Having set his film in Russia, Stallone seems to have been inspired by the great Russian montage filmmaker, Sergei Eisenstein: Stallone has gone montage-mad. Every 15 minutes or so, the soundtrack erupts with a song that cues a montage of Rocky training, or flashing back through the last three movies, or running up a mountain, where he stands at the summit with his arms outstretched like the Christ overlooking Rio de Janeiro.

And speaking of summit, of course, this film has its own view of American-Soviet relations. Surprisingly enough, after 90 minutes of jingoistic hooey (you’ll be booing those Commies with the rest of the audience), Stallone turns around at the end and opines that hey, we’re all just people after all, regardless of our nationality. Even Drago exhibits a tremor of capitalistic independence. In its own inarticulate way, Rocky IV gets sweet on us again, right at the end.

First published in the Herald, December 1, 1985

Stallone never topped ’85, the year of Rambo and Rocky IV, but who has? That duo so perfectly captured the inflated moment of the USA post-Reagan reelection, post-Grenada, post-L.A. Olympics, and pre-Iran scandal/market crash. The fight in Rocky IV is ludicrously stage-managed for maximum manipulation, and it turns out that’s exactly what everybody wanted.

Red Scorpion

January 5, 2011

Hollywood has been trying to find something for Dolph Lundgren to do ever since he provided a gargantuan foil for Sylvester Stallone in Rocky IV. Lundgren is a huge, blond, muscle-bound slab of beefcake who has since appeared as a cartoonish figure in Masters of the Universe.

The prerequisites for one of his films are: (1) an explanation for his thick accent, (2) lots of excuses to take off his shirt, (3) plenty of ammo to please the “Soldier of Fortune” crowd, and (4) no Shakespearian soliloquies. Dolph’s new film, Red Scorpion, meets all of these qualifications.

The big man plays a Soviet special-services agent, an indestructible assassin with a very funny haircut. He’s sent into an emerging African country where rebels are raising arms against the Soviet occupying force. Lundgren’s assignment is to kill the spiritual leader of the rebel forces.

Once behind the lines, Dolph realizes the error of his political thinking. He’s taught the ways of the African plain by a bushman, a Yoda character, and he decides to help the rebels after the natives tattoo a scorpion on his chest.

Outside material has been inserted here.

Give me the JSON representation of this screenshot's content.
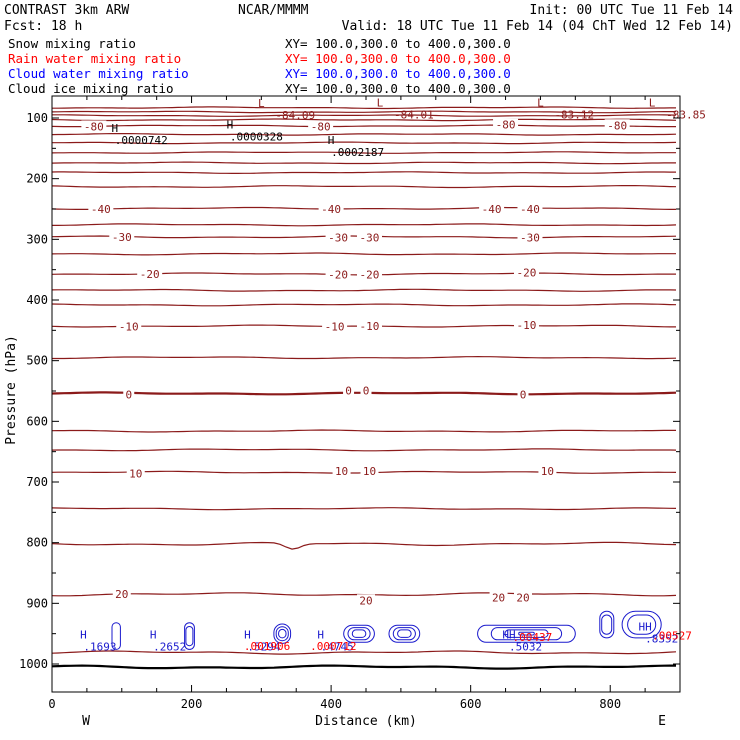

This section with the bushman makes Red Scorpion seem a bit offbeat, but director Joseph Zito, a veteran of this kind of action picture, quickly gets things back in gear by dragging in the really heavy artillery. This sort of movie measures its success by the number of explosions it sets off, and there are plenty here.

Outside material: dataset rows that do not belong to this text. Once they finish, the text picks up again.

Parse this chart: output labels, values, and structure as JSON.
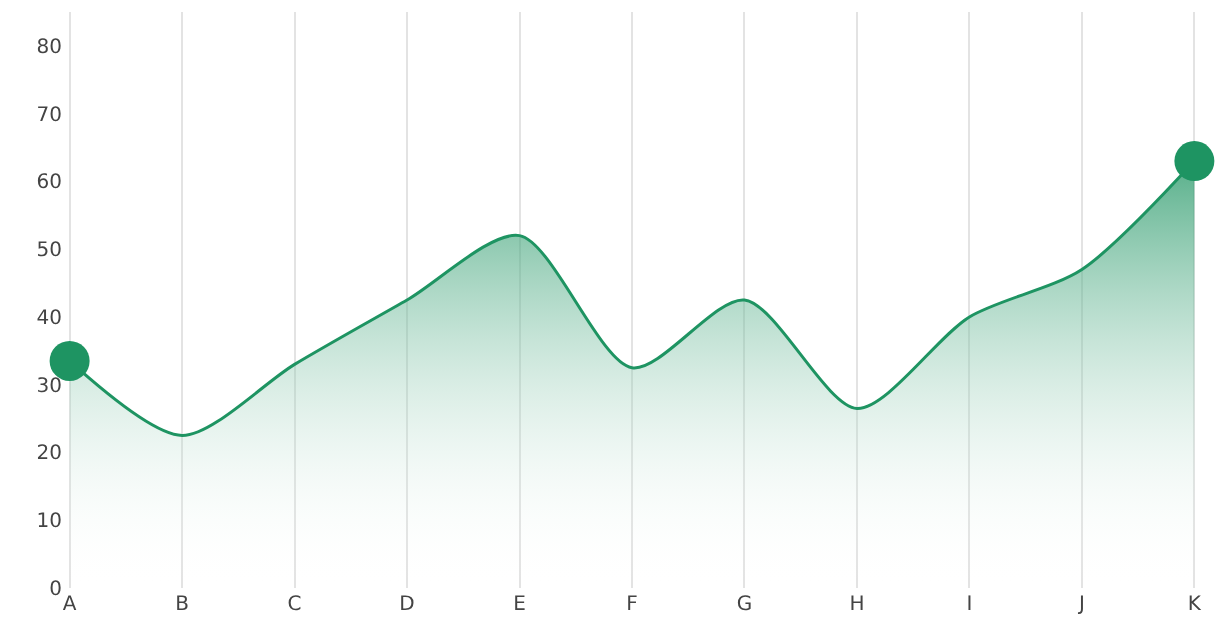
{
  "chart_data": {
    "type": "area",
    "categories": [
      "A",
      "B",
      "C",
      "D",
      "E",
      "F",
      "G",
      "H",
      "I",
      "J",
      "K"
    ],
    "series": [
      {
        "color": "#1e9462",
        "values": [
          33.5,
          22.5,
          33,
          42.5,
          52,
          32.5,
          42.5,
          26.5,
          40,
          47,
          63
        ]
      },
      {
        "type": "scatter",
        "color": "#1e9462",
        "marker": "circle",
        "x": [
          "A",
          "K"
        ],
        "values": [
          33.5,
          63
        ]
      }
    ],
    "ylim": [
      0,
      85
    ],
    "yticks": [
      0,
      10,
      20,
      30,
      40,
      50,
      60,
      70,
      80
    ],
    "grid": "x",
    "line_style": "solid"
  }
}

The movie’s ugly American is played by M. Emmett Walsh, a character actor who specializes in sleazeballs.

The Soviets and the Cubans are the bad guys, in particular a Cuban torture expert who gets Dolph chained up in a cell and begins to push long needles through our hero’s skin. “I am very good at avoiding vital organs,” he chuckles, in the film’s craziest line. Obviously, this movie has “hit” written all over it.

First published in the Herald, April 27, 1989

Nothing too special about this review, but the movie came into mind this week because I watched Casino Jack, the sordid saga of Jack Abramoff, a man whose ethical sleaziness is beyond the reach of M. Emmett Walsh at his slimiest (though Kevin Spacey gives it a spirited go). Abramoff produced Red Scorpion, and the most amazing thing about that fact is that it wasn’t enough for Abramoff to produce a dumb exploitation picture, he had to do it with money allegedly channeled from South Africa, which was still enjoying the strange fruit of its apartheid system. Leave it to Abramoff to sully the proud tradition of crappy grindhouse movies.

As for the film itself, I don’t remember it, but it has strong anti-Communist overtones. Lundgren acquitted himself well in The Expendables, and it does seem as though he should have gotten into some decent films somewhere along the line. Not that there’s anything wrong with I Come in Peace.